MIT Develops New System That Lets Users Decide What Data Is Shared

Brett Smith for redOrbit.com – Your Universe Online

While issues of personal data security have mostly revolved around actions of the US federal government, vast amounts of personal data are also being collected by corporate entities such as Amazon and Netflix.

In pursuit of protecting individual privacy, researchers at MIT have developed a system called OpenPDS that allows individual users to decide what data they want to share and what data is unavailable.

According to a report published in the journal PLOS ONE, openPDS would store personal data from a person’s devices in a single specific location, such as an encrypted server or a personally-owned computer. Any company or study team that wants to access this data would have to query the person’s database, which gives as little data as is necessary.

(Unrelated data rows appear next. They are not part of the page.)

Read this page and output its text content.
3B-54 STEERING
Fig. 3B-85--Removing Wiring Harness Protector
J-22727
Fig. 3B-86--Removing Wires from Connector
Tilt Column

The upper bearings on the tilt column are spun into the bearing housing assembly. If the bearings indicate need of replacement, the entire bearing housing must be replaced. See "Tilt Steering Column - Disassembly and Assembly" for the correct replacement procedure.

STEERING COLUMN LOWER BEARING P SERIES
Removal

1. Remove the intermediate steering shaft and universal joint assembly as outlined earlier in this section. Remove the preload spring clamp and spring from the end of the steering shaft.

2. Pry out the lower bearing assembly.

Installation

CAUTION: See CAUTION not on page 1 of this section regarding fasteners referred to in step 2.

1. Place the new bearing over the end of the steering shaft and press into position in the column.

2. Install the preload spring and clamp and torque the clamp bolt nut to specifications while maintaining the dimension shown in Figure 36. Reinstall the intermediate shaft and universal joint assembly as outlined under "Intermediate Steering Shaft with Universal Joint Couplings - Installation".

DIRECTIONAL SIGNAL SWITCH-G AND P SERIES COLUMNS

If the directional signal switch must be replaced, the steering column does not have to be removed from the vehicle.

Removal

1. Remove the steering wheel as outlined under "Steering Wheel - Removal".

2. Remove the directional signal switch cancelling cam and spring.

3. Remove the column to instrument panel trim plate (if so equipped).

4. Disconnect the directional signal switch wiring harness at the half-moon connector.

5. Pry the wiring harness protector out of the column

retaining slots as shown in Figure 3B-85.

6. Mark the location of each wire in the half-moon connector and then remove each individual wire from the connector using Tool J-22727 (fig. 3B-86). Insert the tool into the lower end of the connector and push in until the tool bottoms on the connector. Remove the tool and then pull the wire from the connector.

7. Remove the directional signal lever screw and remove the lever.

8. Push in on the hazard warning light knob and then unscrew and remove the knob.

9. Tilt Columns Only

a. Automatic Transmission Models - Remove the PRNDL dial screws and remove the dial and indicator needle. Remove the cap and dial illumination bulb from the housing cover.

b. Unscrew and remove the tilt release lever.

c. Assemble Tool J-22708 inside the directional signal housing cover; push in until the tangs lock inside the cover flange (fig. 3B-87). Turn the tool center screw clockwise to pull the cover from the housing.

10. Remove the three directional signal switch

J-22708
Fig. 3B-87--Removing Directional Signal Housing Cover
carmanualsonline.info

“The example I like to use is personalized music,” said study author Yves-Alexandre de Montjoye, a graduate student in media arts at MIT. “Pandora, for example, comes down to this thing that they call the music genome, which contains a summary of your musical tastes. To recommend a song, all you need is the last 10 songs you listened to — just to make sure you don’t keep recommending the same one again — and this music genome. You don’t need the list of all the songs you’ve been listening to.”

The MIT researchers said one of the biggest benefits of the system is that it would require applications to specify what information they need, instead of the current arrangement that simply informs a user that their data is being accessed and used.

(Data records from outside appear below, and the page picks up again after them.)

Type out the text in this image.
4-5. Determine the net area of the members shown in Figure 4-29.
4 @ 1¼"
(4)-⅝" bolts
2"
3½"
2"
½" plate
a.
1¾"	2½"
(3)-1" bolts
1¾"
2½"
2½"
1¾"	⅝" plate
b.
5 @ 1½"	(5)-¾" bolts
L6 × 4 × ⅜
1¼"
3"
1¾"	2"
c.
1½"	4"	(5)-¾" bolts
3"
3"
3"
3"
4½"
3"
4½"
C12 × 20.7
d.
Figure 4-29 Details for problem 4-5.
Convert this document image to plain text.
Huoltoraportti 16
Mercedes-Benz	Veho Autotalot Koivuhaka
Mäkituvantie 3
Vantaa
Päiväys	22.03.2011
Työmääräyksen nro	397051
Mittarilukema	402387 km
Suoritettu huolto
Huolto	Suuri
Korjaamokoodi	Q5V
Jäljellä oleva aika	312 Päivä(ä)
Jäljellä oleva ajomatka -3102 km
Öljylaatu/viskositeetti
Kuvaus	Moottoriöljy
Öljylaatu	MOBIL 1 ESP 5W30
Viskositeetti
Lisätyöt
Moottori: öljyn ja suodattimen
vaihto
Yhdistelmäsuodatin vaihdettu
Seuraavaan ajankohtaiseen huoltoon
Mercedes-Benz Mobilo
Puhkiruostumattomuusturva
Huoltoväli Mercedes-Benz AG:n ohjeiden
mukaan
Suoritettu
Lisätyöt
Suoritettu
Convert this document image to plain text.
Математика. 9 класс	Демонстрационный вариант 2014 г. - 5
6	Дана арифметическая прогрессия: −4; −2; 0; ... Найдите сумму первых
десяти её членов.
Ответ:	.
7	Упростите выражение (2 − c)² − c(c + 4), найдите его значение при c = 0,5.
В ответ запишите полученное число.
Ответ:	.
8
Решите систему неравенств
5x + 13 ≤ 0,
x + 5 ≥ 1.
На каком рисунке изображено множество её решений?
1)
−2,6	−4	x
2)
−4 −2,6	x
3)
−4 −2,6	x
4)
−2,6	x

“When you install an application, it tells you ‘this application has access to your fine-grained GPS location,’ or it ‘has access to your SD card’,” de Montjoye said in a statement. “You as a user have absolutely no way of knowing what that means. The permissions don’t tell you anything.”

Because they can, most applications collect much more information than they actually need. The thinking is: what may have seemed like superfluous information in the past could be highly valuable in the future.

The openPDS system stores all potentially useful data, but with the user, not the application maker or service provider, like Netflix. A developer who finds out that a prior unwanted bit of data is beneficial must ask for access to it from the user. If the inquiry seems needlessly intrusive, the user can simply reject it.

The openPDS developers conceded that an entity could game the system in its current state by requesting seemingly innocuous bits of data and piecing together a person’s identity. In order to safeguard against this type of privacy invasion, users would have to enact measures on a case-by-case basis. However, the novel openPDS system is a work in progress and a step up from the current situation, the MIT developers said.

“If we manage to get people to have access to most of their data, and if we can get the overall state of the art to move from anonymization to interactive systems, that would be such a huge win,” de Montjoye said.